On line 338 the authors refer to Table S6a, I could not find this Table in the supplementary information supplied, should this actually refer to Table S4a?
It is not clear from the manuscript whether operator and instruments were varied in the inter-run reproducibility experiments. This should be stated.
This manuscript reports the technical capability of a commercial laboratory to genetic sequence variant detection. The process, both wet lab and bioinformatics plus analytical validation processes are clearly described and form the main point of the manuscript. The point that sensitivity and specificity are a function of different NGS pipelines and each needs to be evaluated so that limitations are understood.
There is no particular hypothesis.
Samples – it would be more relevant for a panel of hereditary cancer predisposition genes if the test sensitivity had been assessed in FFPE than in saliva since the main problem in identifying cancer familial predisposition is no living affected relative from whom to take a DNA sample.

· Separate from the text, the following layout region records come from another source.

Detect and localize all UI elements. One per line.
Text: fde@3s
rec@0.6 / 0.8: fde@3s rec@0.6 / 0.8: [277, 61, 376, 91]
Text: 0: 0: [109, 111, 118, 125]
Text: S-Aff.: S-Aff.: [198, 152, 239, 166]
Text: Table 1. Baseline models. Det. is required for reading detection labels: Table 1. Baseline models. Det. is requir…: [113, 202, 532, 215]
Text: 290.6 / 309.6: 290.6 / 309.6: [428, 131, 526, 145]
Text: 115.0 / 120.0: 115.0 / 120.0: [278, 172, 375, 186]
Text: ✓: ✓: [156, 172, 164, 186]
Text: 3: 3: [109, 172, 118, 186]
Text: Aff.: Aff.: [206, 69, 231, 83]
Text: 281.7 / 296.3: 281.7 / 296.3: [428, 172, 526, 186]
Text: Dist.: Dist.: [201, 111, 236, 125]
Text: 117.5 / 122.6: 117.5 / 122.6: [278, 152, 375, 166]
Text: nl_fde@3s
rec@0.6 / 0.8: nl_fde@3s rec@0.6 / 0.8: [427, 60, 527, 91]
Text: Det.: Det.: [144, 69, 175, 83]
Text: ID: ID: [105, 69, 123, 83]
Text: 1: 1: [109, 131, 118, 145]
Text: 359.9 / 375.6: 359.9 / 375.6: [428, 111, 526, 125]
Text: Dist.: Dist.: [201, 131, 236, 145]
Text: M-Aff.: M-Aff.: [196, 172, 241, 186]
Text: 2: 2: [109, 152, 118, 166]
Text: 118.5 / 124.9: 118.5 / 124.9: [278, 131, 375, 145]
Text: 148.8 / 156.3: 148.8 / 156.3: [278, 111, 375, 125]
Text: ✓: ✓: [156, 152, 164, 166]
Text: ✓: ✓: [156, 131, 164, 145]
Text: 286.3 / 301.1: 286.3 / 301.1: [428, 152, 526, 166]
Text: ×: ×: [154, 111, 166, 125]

The methods are clear and a logical approach to validation is presented.
Hereditary cancer genes
The genes included in the 36-gene panel are somewhat irrelevant since there are no data presented in the paper that validate or justify clinically the inclusion of the genes that are described other than reference to other literature.
Hereditary cancer - clinical utility of testing a panel of genes
It is not clear that extending the same scrutiny or intervention to low and moderate penetrance genes will bring the same projected benefits in risk reduction with considerable potential for harm if results or risks are misrepresented or misinterpreted. It is not reasonable to base general screening recommendations on anecdotal case reports.
Overall a clearly written and useful technical account of a well developed approach to NGS although the relevance to the disease area is somewhat incidental. It would be helpful to emphasise that not all genes are clinically equivalent and cautious reporting of clinical assertions for variants in less well characterised genes is important to consider when a broad range of genes is routinely analysed. The workload associated with assessment of variants across a very broad cancer gene panel is significant with in most situations a vary marginal uplift in "diagnosis" (Maxwell et al The American Journal of Human Genetics 98, 801–817, May 5, 2016).